Optimization of neural networks via finite-value quantum fluctuations
This work addresses optimization challenges in neural networks for researchers in quantum-inspired machine learning, but it is incremental as it builds on existing quantum annealing methods with a specific modification.
The paper tackles optimization of deep neural networks by proposing a learning protocol that uses finite quantum fluctuations, inspired by quantum annealing, to enhance generalization performance. Results on MNIST and Olivetti face datasets show improved generalization, though computational costs limit testing on larger datasets.

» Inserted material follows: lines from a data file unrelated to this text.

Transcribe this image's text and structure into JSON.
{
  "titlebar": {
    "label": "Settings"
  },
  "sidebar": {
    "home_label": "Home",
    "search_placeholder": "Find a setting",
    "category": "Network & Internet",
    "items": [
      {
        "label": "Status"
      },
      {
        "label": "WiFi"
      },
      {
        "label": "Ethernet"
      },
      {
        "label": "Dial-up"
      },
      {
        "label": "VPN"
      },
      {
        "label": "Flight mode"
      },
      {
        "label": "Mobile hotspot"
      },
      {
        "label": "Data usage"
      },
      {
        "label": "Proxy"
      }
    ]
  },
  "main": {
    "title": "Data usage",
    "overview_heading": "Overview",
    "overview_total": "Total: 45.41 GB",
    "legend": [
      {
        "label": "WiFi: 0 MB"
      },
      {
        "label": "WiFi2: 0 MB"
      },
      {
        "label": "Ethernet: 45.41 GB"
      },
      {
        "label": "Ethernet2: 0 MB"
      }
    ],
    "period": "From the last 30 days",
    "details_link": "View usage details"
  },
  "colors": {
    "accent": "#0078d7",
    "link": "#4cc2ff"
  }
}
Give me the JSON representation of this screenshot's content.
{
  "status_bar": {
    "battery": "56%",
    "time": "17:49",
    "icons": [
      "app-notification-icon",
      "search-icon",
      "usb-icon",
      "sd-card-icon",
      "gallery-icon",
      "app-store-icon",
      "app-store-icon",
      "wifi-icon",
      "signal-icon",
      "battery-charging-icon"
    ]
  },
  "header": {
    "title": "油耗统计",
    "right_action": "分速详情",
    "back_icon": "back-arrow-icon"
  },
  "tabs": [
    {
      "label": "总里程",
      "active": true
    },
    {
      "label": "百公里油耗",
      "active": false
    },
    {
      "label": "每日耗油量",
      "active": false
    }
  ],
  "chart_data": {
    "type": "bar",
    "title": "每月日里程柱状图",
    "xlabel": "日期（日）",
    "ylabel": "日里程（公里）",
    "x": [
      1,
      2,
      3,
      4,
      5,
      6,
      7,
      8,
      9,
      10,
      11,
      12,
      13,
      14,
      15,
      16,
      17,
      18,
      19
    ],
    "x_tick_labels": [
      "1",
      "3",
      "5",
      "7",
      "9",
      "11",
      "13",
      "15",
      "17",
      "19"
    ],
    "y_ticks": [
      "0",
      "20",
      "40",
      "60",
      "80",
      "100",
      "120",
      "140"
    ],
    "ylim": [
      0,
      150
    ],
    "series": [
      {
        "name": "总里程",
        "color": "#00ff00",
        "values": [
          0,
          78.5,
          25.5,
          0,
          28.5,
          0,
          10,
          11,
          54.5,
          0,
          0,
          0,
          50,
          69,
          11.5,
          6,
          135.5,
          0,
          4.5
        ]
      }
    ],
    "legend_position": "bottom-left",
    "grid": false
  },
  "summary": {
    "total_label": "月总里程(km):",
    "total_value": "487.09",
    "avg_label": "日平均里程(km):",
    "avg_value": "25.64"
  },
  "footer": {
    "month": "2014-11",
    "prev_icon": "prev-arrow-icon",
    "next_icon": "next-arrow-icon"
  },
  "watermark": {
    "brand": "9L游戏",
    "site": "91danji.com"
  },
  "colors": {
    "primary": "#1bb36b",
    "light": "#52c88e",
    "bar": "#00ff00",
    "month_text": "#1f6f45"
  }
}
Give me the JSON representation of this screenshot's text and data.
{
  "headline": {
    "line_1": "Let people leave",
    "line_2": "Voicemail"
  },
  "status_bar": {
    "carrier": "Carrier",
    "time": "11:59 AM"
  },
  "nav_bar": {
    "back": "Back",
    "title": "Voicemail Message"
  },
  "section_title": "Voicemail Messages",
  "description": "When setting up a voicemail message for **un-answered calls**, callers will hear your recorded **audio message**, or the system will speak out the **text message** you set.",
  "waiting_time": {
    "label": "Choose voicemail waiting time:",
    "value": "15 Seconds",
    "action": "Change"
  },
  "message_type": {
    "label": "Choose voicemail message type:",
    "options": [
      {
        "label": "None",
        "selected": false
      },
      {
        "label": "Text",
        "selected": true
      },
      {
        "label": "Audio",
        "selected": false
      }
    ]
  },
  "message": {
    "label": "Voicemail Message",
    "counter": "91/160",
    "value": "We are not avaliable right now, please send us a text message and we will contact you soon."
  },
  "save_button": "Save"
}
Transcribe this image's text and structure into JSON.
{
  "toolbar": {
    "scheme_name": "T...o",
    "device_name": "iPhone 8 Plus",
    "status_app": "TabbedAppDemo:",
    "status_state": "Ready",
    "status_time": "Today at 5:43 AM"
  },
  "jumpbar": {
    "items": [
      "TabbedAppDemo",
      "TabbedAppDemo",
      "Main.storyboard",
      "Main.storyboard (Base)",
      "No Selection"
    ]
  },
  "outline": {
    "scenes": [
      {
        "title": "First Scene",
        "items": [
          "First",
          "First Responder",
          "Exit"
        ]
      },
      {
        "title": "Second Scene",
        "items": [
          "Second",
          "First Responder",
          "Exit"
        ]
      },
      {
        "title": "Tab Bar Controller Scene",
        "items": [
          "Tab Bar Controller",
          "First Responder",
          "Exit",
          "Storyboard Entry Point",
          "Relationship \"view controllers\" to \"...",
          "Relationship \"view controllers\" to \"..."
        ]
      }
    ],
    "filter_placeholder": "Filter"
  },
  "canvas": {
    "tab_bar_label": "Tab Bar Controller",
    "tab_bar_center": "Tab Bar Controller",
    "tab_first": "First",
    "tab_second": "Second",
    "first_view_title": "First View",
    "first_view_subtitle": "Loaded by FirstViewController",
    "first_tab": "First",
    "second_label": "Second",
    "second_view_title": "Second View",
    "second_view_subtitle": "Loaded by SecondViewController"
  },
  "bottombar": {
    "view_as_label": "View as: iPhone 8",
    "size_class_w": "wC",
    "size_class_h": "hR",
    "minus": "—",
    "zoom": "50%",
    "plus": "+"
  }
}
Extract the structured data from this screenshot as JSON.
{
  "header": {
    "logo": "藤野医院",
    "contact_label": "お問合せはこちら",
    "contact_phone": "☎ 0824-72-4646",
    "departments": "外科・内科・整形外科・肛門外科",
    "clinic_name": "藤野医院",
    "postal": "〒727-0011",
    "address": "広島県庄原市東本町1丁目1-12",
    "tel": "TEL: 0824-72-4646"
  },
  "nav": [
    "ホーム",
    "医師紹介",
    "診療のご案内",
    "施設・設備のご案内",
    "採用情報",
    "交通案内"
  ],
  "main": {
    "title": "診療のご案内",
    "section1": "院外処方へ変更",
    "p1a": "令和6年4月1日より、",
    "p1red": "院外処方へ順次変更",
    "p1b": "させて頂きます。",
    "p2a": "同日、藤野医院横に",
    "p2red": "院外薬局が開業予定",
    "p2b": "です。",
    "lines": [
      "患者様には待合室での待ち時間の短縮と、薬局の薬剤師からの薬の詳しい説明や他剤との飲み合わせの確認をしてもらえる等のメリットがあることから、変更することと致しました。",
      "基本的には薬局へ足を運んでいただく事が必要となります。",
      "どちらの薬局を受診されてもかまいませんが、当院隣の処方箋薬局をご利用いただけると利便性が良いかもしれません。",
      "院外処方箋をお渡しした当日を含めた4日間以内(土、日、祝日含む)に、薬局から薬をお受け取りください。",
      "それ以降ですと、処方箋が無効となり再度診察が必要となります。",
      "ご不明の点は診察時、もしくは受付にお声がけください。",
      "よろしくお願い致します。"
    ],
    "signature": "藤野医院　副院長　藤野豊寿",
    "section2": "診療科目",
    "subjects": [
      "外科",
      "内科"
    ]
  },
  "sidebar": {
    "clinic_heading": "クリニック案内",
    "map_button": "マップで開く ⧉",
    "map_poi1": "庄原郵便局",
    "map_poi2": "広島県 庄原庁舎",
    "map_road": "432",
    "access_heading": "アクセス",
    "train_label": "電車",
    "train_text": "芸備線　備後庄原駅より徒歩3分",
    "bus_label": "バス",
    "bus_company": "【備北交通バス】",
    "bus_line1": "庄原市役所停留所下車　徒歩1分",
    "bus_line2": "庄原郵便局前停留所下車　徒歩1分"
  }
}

We numerically test an optimization method for deep neural networks (DNNs) using quantum fluctuations inspired by quantum annealing. For efficient optimization, our method utilizes the quantum tunneling effect beyond the potential barriers. The path integral formulation of the DNN optimization generates an attracting force to simulate the quantum tunneling effect. In the standard quantum annealing method, the quantum fluctuations will vanish at the last stage of optimization. In this study, we propose a learning protocol that utilizes a finite value for quantum fluctuations strength to obtain higher generalization performance, which is a type of robustness. We demonstrate the performance of our method using two well-known open datasets: the MNIST dataset and the Olivetti face dataset. Although computational costs prevent us from testing our method on large datasets with high-dimensional data, results show that our method can enhance generalization performance by induction of the finite value for quantum fluctuations.